La justice française au creux de la vague

La récente condamnation de Marine Le Pen dans l’affaire dite des assistants parlementaires fait déferler sur l’institution judiciaire, un torrent de critiques frisant bien souvent la défiance envers ce socle primordial de tout État de droit.

« On est dans une période un peu inquiétante où on sent bien qu’une partie de la société veut tester la robustesse de notre vie démocratique, en remettant en question notre État de droit ». Le sentiment d’Alexandra Vaillant est sans appel sur le climat sociopolitique actuel en France.

La secrétaire nationale au Syndicat supérieur de la magistrature (USM), interrogée par Le Monde, fait ainsi référence à la tempête médiatique qui a envahi le débat sur la justice depuis la sentence prononcée le 31 mars 2025 contre Marine Le Pen dans l’affaire des assistants parlementaires fictifs impliquant son parti.

Déclarée coupable de détournements de fonds, la patronne du Rassemblement national (RN) écope de deux ans de prison ferme aménageables sous bracelet électronique, deux ans avec sursis et 100 000 euros d’amende.

Surtout, elle est désormais inéligible pour une période de cinq ans en raison de l’exécution provisoire de cette peine ordonnée par le tribunal.

Une vague sans précédent de menaces contre la magistrature

S’en est suivie une vague sans précédent de menaces contre la magistrature.
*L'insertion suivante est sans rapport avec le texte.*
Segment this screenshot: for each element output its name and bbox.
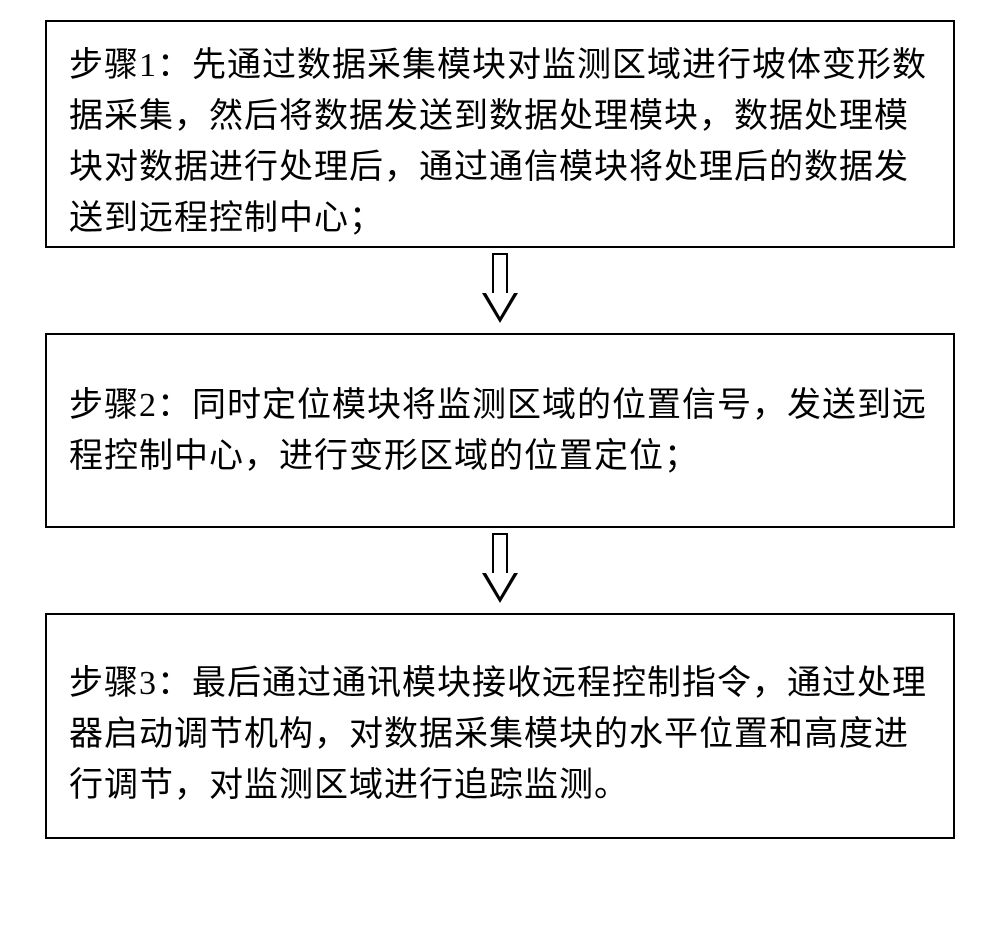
arrow-icon — [486, 253, 514, 328]
step-text-1: 步骤1：先通过数据采集模块对监测区域进行坡体变形数据采集，然后将数据发送到数据处… — [69, 47, 927, 237]
step-box-2: 步骤2：同时定位模块将监测区域的位置信号，发送到远程控制中心，进行变形区域的位置… — [45, 333, 955, 528]
arrow-icon — [486, 533, 514, 608]
step-box-1: 步骤1：先通过数据采集模块对监测区域进行坡体变形数据采集，然后将数据发送到数据处… — [45, 20, 955, 248]
step-text-3: 步骤3：最后通过通讯模块接收远程控制指令，通过处理器启动调节机构，对数据采集模块… — [69, 658, 931, 811]
step-text-2: 步骤2：同时定位模块将监测区域的位置信号，发送到远程控制中心，进行变形区域的位置… — [69, 380, 931, 482]
arrow-2-to-3 — [45, 528, 955, 613]
arrow-1-to-2 — [45, 248, 955, 333]
step-box-3: 步骤3：最后通过通讯模块接收远程控制指令，通过处理器启动调节机构，对数据采集模块… — [45, 613, 955, 839]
Les répercussions de cette condamnation ont rapidement dépassé le cadre du simple débat juridique. Sur les réseaux sociaux, la présidente du tribunal correctionnel de Paris, Bénédicte de Perthuis, est devenue la cible privilégiée de l’extrême droite.

Cette magistrate, subitement accusée de partialité par des proches de Marine Le Pen pour avoir déclaré il y a quelques années son admiration pour son ex-consœur Éva Joly, a fait l’objet d’insultes et de menaces diverses. Même son adresse personnelle a été diffusée en ligne.

« La magistrate a assumé très clairement de mettre en œuvre l’exécution provisoire de l’inéligibilité, c’est-à-dire en réalité de rendre mon appel inutile sur ce sujet pour m’empêcher de me présenter et d’être élue à l’élection présidentielle« , a notamment fustigé la condamnée sur TF1, estimant que « l’État de droit a été totalement violé ».

L’ordre public démocratique au cœur des débats

Dans la ligne de mire de la députée du Pas-de-Calais et de nombreux autres détracteurs de cette sentence judiciaire, figure la justification de l’exécution provisoire de la peine d’inéligibilité, notamment par « l’impératif de sauvegarde de l’ordre public ».

Le tribunal a en effet estimé qu’il y aurait un « trouble majeur à l’ordre public démocratique » si Marine Le Pen pouvait se présenter à l’élection présidentielle alors qu’elle a été condamnée en première instance pour détournement de fonds publics.

Cette offensive anti-justice a poussé le Conseil supérieur de la magistrature (CSM) et le Conseil national des barreaux à exprimer publiquement de l’ »inquiétude », alors que d’aucuns parlent déjà de « trumpisation » du débat public français.